Cervone himself grew up in a racially changing Philadelphia neighborhood, and he saw things that made him reflect on issues of racism and social justice. His reflections grew deeper at Penn, where he wrote his American-history thesis on intellectuals’ response to the civil-rights movement of the 1940s, ’50s, and ’60s.
Another part of his education at Penn came from, of all things, serving as stage manager for the Glee Club.
“That’s where I learned to be a leader,” he says. “Part of that education was figuring out how to convince the singers to offload the scenery from the bus to the concert halls where we sang.”
At Villanova Law School, Cervone volunteered in a legal-aid office, and in 1981 he joined the Christian Brothers, a teaching order of the Catholic Church. Nine years later, realizing that he wanted to have a family someday, he left the order and began working for Child Advocates.
Jessica Singal Shapiro, first deputy commissioner of Philadelphia’s Department of Human Services, describes Cervone as a “zealous advocate for children and youth,” adding: “His dedication to the children and families of this city is evident to all who meet him.”
In addition to drumming up volunteer lawyers, Cervone raises funds for the organization. That is far less challenging—at least on an emotional level—than those court cases.

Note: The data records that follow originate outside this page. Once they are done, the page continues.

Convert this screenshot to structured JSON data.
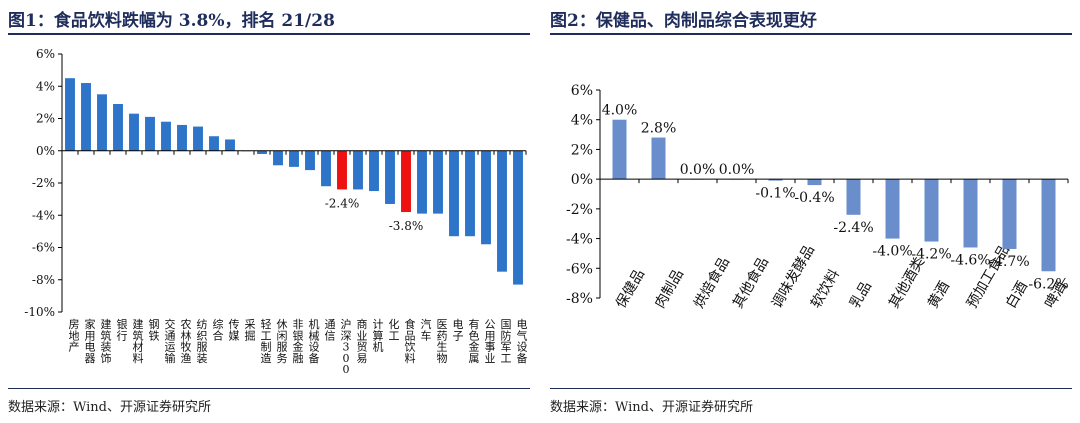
{
  "colors": {
    "title": "#1f2d5c",
    "bar_blue_1": "#2e75c9",
    "bar_highlight": "#ee1111",
    "bar_blue_2": "#6a8ecc"
  },
  "chart_data": [
    {
      "type": "bar",
      "title": "图1：食品饮料跌幅为 3.8%，排名 21/28",
      "source": "数据来源：Wind、开源证券研究所",
      "categories": [
        "房地产",
        "家用电器",
        "建筑装饰",
        "银行",
        "建筑材料",
        "钢铁",
        "交通运输",
        "农林牧渔",
        "纺织服装",
        "综合",
        "传媒",
        "采掘",
        "轻工制造",
        "休闲服务",
        "非银金融",
        "机械设备",
        "通信",
        "沪深300",
        "商业贸易",
        "计算机",
        "化工",
        "食品饮料",
        "汽车",
        "医药生物",
        "电子",
        "有色金属",
        "公用事业",
        "国防军工",
        "电气设备"
      ],
      "values": [
        4.5,
        4.2,
        3.5,
        2.9,
        2.3,
        2.1,
        1.8,
        1.6,
        1.5,
        0.9,
        0.7,
        0.0,
        -0.2,
        -0.9,
        -1.0,
        -1.2,
        -2.2,
        -2.4,
        -2.4,
        -2.5,
        -3.3,
        -3.8,
        -3.9,
        -3.9,
        -5.3,
        -5.3,
        -5.8,
        -7.5,
        -8.3
      ],
      "highlight": [
        "沪深300",
        "食品饮料"
      ],
      "data_labels": {
        "沪深300": "-2.4%",
        "食品饮料": "-3.8%"
      },
      "yticks": [
        "6%",
        "4%",
        "2%",
        "0%",
        "-2%",
        "-4%",
        "-6%",
        "-8%",
        "-10%"
      ],
      "ylim": [
        -10,
        6
      ]
    },
    {
      "type": "bar",
      "title": "图2：保健品、肉制品综合表现更好",
      "source": "数据来源：Wind、开源证券研究所",
      "categories": [
        "保健品",
        "肉制品",
        "烘焙食品",
        "其他食品",
        "调味发酵品",
        "软饮料",
        "乳品",
        "其他酒类",
        "黄酒",
        "预加工食品",
        "白酒",
        "啤酒"
      ],
      "values": [
        4.0,
        2.8,
        0.0,
        0.0,
        -0.1,
        -0.4,
        -2.4,
        -4.0,
        -4.2,
        -4.6,
        -4.7,
        -6.2
      ],
      "labels": [
        "4.0%",
        "2.8%",
        "0.0%",
        "0.0%",
        "-0.1%",
        "-0.4%",
        "-2.4%",
        "-4.0%",
        "-4.2%",
        "-4.6%",
        "-4.7%",
        "-6.2%"
      ],
      "yticks": [
        "6%",
        "4%",
        "2%",
        "0%",
        "-2%",
        "-4%",
        "-6%",
        "-8%"
      ],
      "ylim": [
        -8,
        6
      ]
    }
  ]
}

“I don’t find it hard at all to ask for money or a favor for our kids,” he says. “I can promise that this will make a difference in the life of a child, and maybe even in your life. People get that. Because people are generous, and most are givers. We’re simply asking them to make this work one of their priorities.
“I’m the most optimistic person you’ll meet today,” he adds. “I have a belief that people will come through and that we can make a positive difference together.”